На военной базе в Аджлуне я увидел сержанта, палестинца, но чернокожего, к которому фидаины обращались если не презрительно, то, по крайней мере, насмешливо. Может, из-за его цвета кожи? Один говорящий по-французски фидаин сказал мне, что, нет, дело не в этом, но почему-то улыбнулся. Поскольку уже наступил рамадан, солдаты разделились: очень набожные, умеренно набожные и те, кому было все равно, последние не ограничивали себя в еде. Зная, что я христианин, однажды вечером сержант разложил на траве салфетку, поставил миску супа, кастрюлю с овощами и предложил мне поужинать, а сам остался стоять рядом, чтя Коран. Я должен был очень быстро сделать выбор: отказаться значило отказать чернокожему, согласиться означало оказаться на льготных условиях; и я выбрал компромиссное решение: поесть, но немного. Впрочем, мне хватало нескольких кусочков хлеба, смоченных в бульоне. За моей спиной стояли два солдата. Когда можно уже было сделать вид, что я сыт, я встал, и сержант велел двум солдатам доесть то, что осталось от моего ужина. Я почувствовал волну жара на щеках и понял, что краснею. Сказать любому сержанту, чтобы фидаины ели вместе со мной, а не после меня и не мои объедки, да, но чтобы такое сказал чернокожий? Главное было не придавать этому случаю особого значения. Я промолчал. Может, сесть рядом с фидаинами и попросить у них кусок хлеба? Фидаины все поняли, а чернокожий сержант нет, так, во всяком случае, мне показалось.

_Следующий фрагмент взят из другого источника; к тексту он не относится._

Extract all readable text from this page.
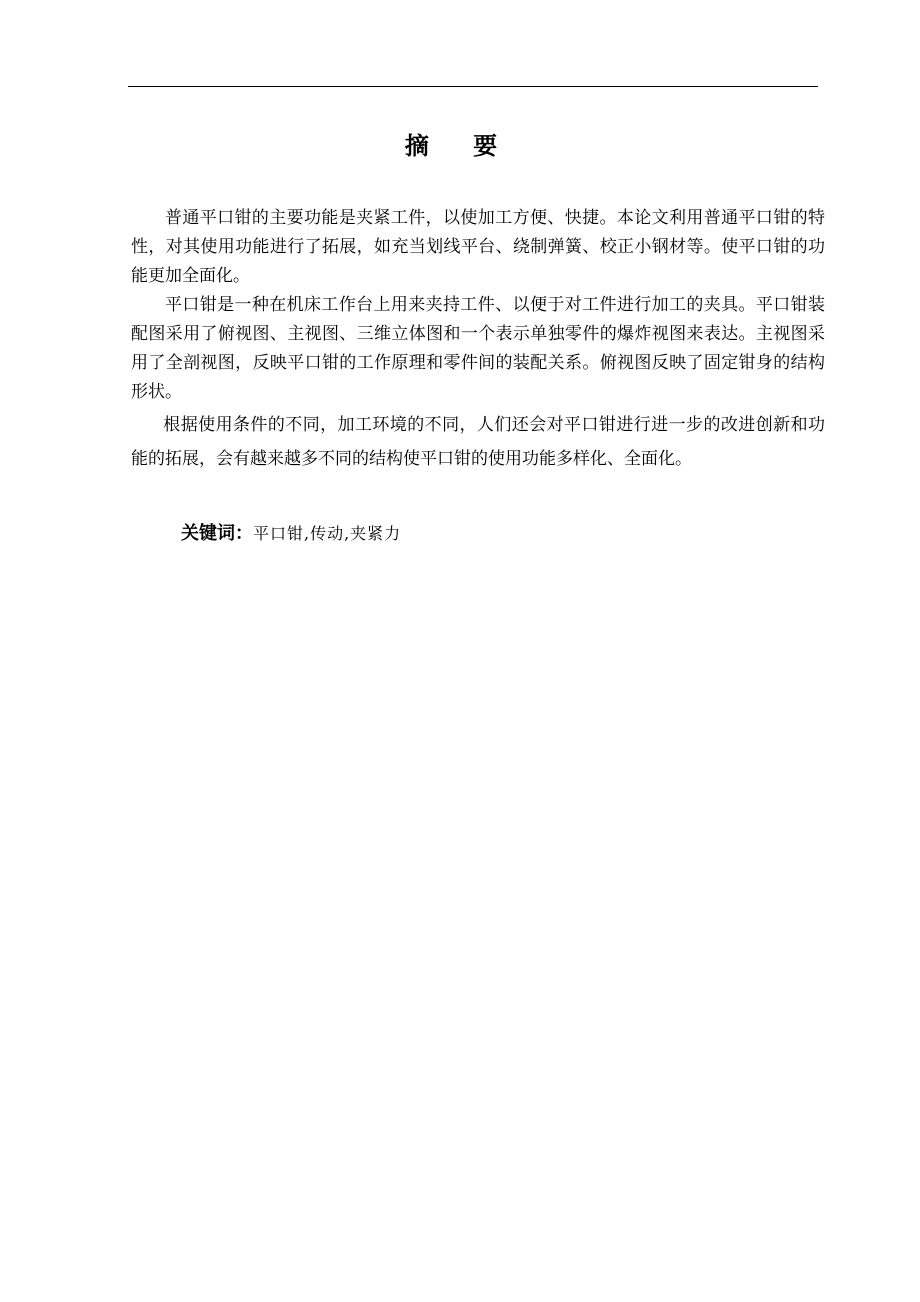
摘 要

普通平口钳的主要功能是夹紧工件，以使加工方便、快捷。本论文利用普通平口钳的特性，对其使用功能进行了拓展，如充当划线平台、绕制弹簧、校正小钢材等。使平口钳的功能更加全面化。

平口钳是一种在机床工作台上用来夹持工件、以便于对工件进行加工的夹具。平口钳装配图采用了俯视图、主视图、三维立体图和一个表示单独零件的爆炸视图来表达。主视图采用了全剖视图，反映平口钳的工作原理和零件间的装配关系。俯视图反映了固定钳身的结构形状。

根据使用条件的不同，加工环境的不同，人们还会对平口钳进行进一步的改进创新和功能的拓展，会有越来越多不同的结构使平口钳的使用功能多样化、全面化。

关键词：平口钳,传动,夹紧力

Когда палестинцы предаются воспоминаниям, видят ли они себя с теми же чертами, жестами, в тех же позах и одежде, что и пятнадцать лет назад? Со спины или в профиль? А может, они помнят себя, не важно, со спины или анфас, но более молодыми, во время какого-то события, которое вдруг всплыло из глубин их памяти?
Под деревьями Аджлуна кто-нибудь из них вспомнил сцену, которую я наблюдал через несколько дней после битвы за Амман? Фидаины соорудили что-то вроде небольшой беседки, крытой листьями, посреди стоял стол, то есть, три плохо закрепленных доски на четырех вбитых в землю ножках – четыре срезанные ветки – и четыре скамейки с четырех сторон стола. Рамадан преподнес нам ожидаемый подарок: распахнутый на запад полумесяц. Мы, поужинав, сидели возле беседки прямо на траве, сытые, возле еще горячей, но уже пустой миски, слушали аяты Корана. Было около восьми вечера.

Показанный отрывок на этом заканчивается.